Solvothermal syntheses, crystal structures, and thermal properties of new manganese thioantimonates(III): The first example of the thermal transformation of an amine-rich thioantimonate into an amine-poorer thioantimonate.

Two new neutral thioantimonates(III) were first prepared by the reaction of elemental manganese, antimony, and sulfur in tren (tren = tris(2-aminoethyl)amine, C6H18N4) at 140 degrees C. In the amine-rich compound [Mn(tren)]2Sb2S5 (1) the trigonal SbS3 pyramids are connected via common corners (S(3)) into the tetradentate [Sb2S4]4- anion. Four S atoms have bonds to the manganese atoms of the [Mn(tren)2+] cations. A special structural feature is the large Sb-S(3)-Sb(a) angle of 134 degrees.
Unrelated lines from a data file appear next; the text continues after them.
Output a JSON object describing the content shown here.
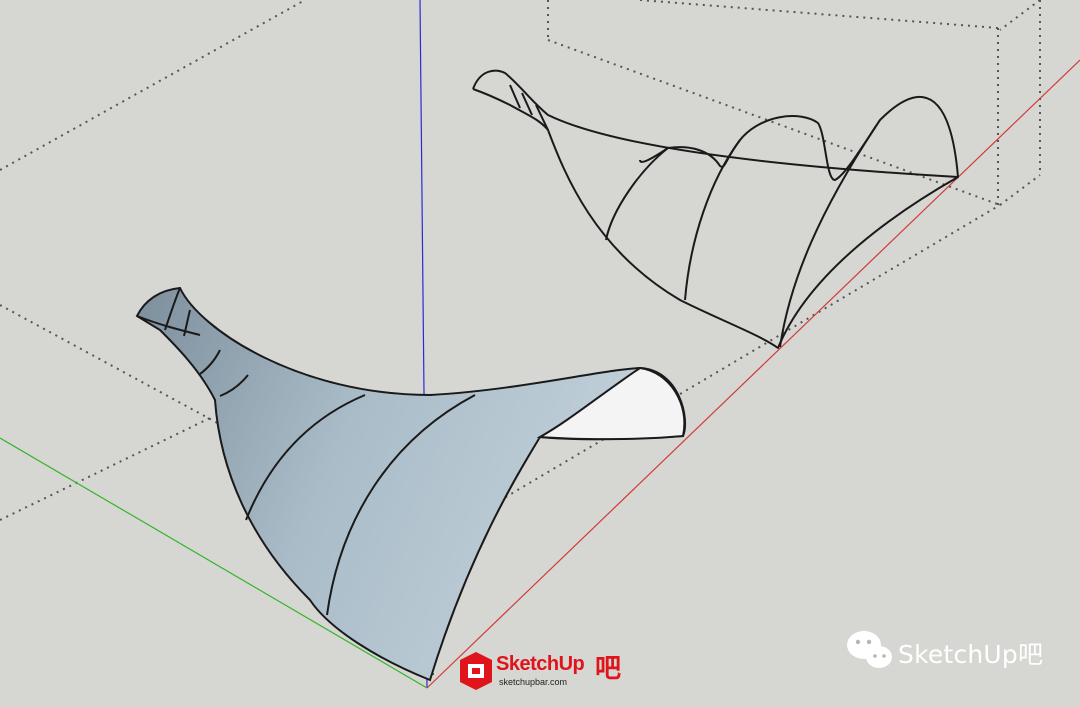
{
  "scene": {
    "background": "#d6d6d2",
    "axes": {
      "red": "#d23a3a",
      "green": "#34b52a",
      "blue": "#2b2bd4"
    },
    "objects": [
      "shaded-surface",
      "wireframe-surface"
    ]
  },
  "watermarks": {
    "wechat_label": "SketchUp吧",
    "logo_text": "SketchUp",
    "logo_suffix": "吧",
    "logo_url": "sketchupbar.com"
  }
}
Density functional calculations clearly demonstrate that this large angle results from the steric interactions between the two Mn(tren) subunits. In the crystal structure of the amine-poorer compound [Mn(tren)]2Mn2Sb4S10 (2), MnS4 tetrahedra and SbS3 pyramids are linked via common corners and edges to form a new heterometallic [Mn2Sb4S10] core. The [Mn(C6H18N4)2+] cations are located at the periphery of the core and are bound to the [Mn2Sb4S10] unit via two S atoms. The thermal behavior of both compounds was investigated using simultaneous thermogravimetry (TG), differential thermoanalysis, and mass spectroscopy. The amine-richer compound 1 decomposes in three steps upon heating. After the first TG step an intermediate phase is formed, which was identified as the amine-poorer compound 2 by X-ray diffraction. Reaction of compound 2 at 140 degrees C with an excess of tren forms the amine-rich compound 1.